一章-04 「――誰か、」
冷静な自分が、頭の端で疑問を呈していた。そこまで怯えるようなことか、と。
ちょっと頭のおかしな男に話しかけられただけだ。白昼堂々、何かができるわけでもない。
ぱっと見、武器らしいものを持っていたわけでもない。どこにでもいる、木訥とした男だ。
そんな考えと裏腹に、心の奥底の、本能めいた部分が喚く。あれはだめだ、と。
自宅から、学校の反対側に向けて走り続ける。家に逃げ戻ることも考えたけれど、万が一入られたら袋の鼠になってしまうから止めた。

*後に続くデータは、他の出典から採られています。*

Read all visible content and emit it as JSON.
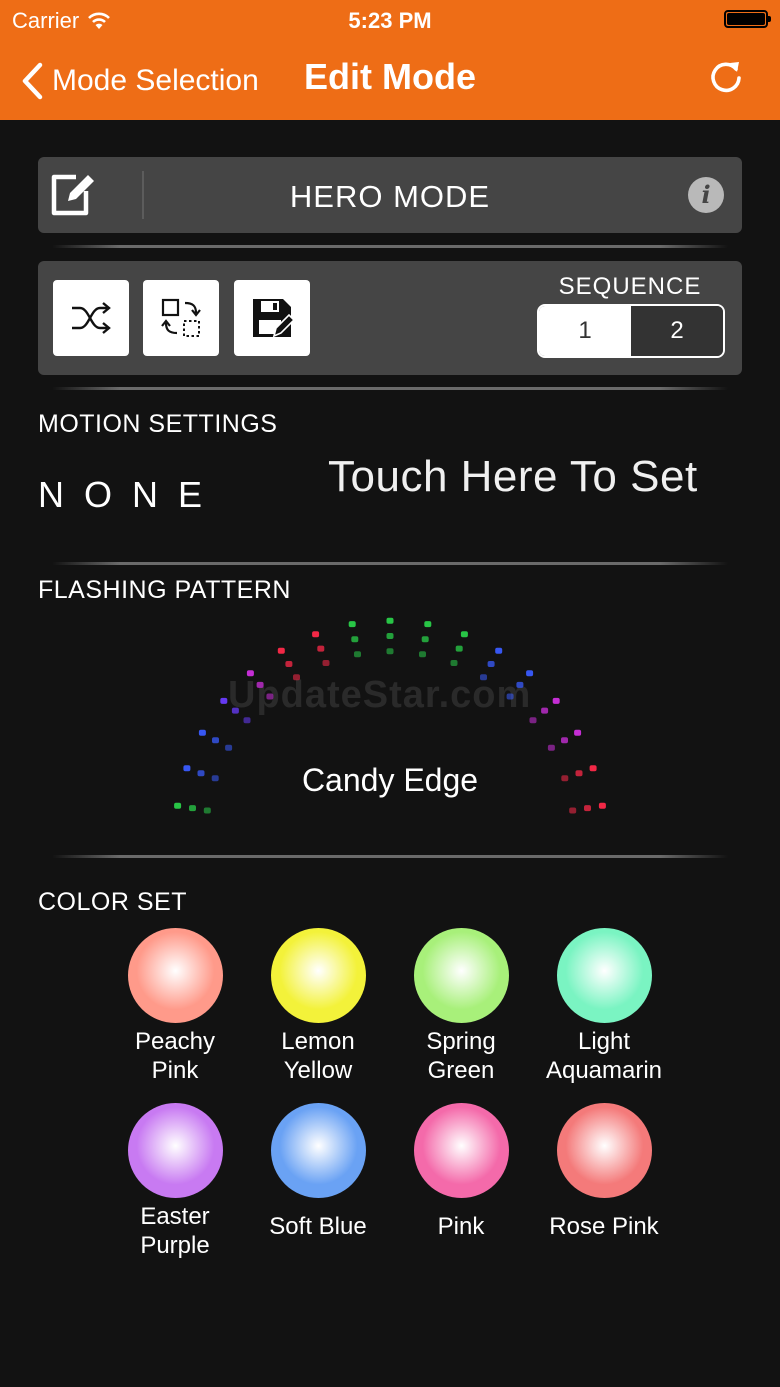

ときおり、後ろを振り向いた。男は追ってはこなかったけれど、恐怖は拭えなかった。
あれはだめだ、と思う。あれはだめだ。
何がだめなのか、いつきには判らなかったけれど。例えば、得体の知れないものを前にした恐怖に似ている。
印象に残らないはずの顔なのに、はっきりと脳裏に焼きついている。人の良さそうなあの顔がすぐにも後ろに張り付いている気がして、執拗なくらい後ろを振り返った。
男が鍛えている様子はなかったし、バレー部で鍛えているいつきの方が圧倒的に足は速いはずだ。男は追いつけないと理屈では判っていても、恐怖は拭えなかった。
小さな路地に入る角を曲がって、電柱の影に隠れるようにうずくまる。上がりきった息を整えようと大きく息を吐いた。
大げさなくらいに震えている手を握り込む。恐怖で、人の体は本当に震えるのだと知った。
「誰か――」
見える場所に、通行人はいなかった。コンビニでもあれば駆け込むのに、夢中で走るうちに住宅街に入り込んでしまったらしい。
どうして、と思う。なぜあの男は、いつきの家の前にいたのだろう。
いつきを追いかけてきたのだろうか。探されていたのだろうか。
自宅を特定されてしまって、これからどうすれば良いのだろう――。途方に暮れるいつきの頭に、ふと警察の文字が浮かんだ。
「そうだ、警察っ」
駅前には警察がある。あまり馴染みのない通りに入ってしまっていたけれど、大きな通りまで出れば道が判って、駅前にも行けるだろう。
それに、駅前まで行けば人通りも増える。心配ないはずだ。
少し落ち着いて、歩き出そうといつきは顔を上げた。休んでいたのは数分にも満たないはずだ。
いつの間にかすぐ傍に佇んでいた男と、眼が合った。
真夏の熱い日差しの中、真っ黒なスーツを着ている。いつきは全力で走ったというのに、男に汗をかいた様子はない。
まるで突然現れたみたいな男が、にこりと笑う。
「美味しそうだね」
「――きゃあぁ!」
まろぶようにして、いつきは駅前に向けて走り出した。
途中、何人もの通行人とすれ違った。いつきが必死の形相で走っているのに、彼らがいつきに気づいた様子はない。
話しかけようとするたびに男の影がちらついて、また逃げる。そんなことを繰り返すうちに、駅が近づいてくる。
ここまで来れば警察の方が確実だと、いつきは一息に駅に駆け込んだ。男の警察官が何事か書類を書き込んでいるデスクに手をつく。
勢い余って、どんっ、と大きな音が鳴った。
「助けてください!」
警察官が顔を上げた。ちらりと周囲を見回して、不思議そうに首を傾げる。
「助けてください、おかしな男に追われてるんです!」
言い募っても、警察官に大きな反応はなかった。もう一度だけ周囲を見回して、また書類に視線を落とす。
警察官の視線は、いつきをすり抜けた。まるで、いつきが見えてないみたいに。
「ちょっと……? 嘘、」
焦って、いつきは手を伸ばした。警察官の肩に置こうとした手は、するりと相手の肩をすり抜けた。
ぞっ、と鳥肌が立った。喉が乾く。
まるで自分が幽霊か、透明人間にでもなったみたいだった。
一歩、二歩、下がる。話が通じないのであれば、ここにいる意味はない。
がたりと背中に何かがぶつかって、悲鳴を上げて飛び退けば交番のガラス戸が背中にぶつかっただけだった。おかしなくらいに脈を打つ心臓を押さえて、いつきは交番から飛び出した。
どうすれば良いのだろう、と思った。先ほどの通行人たちも、いつきが見えていなかっただけなのだとしたら。
「――誰か、」
喘ぐような声は、誰にも拾われない。まるで通行人がみんな異世界のひとになったような気がして、いつきは堪らず、駅前から逃げ出した。
もう、どこに行けば良いのかも判らなかった。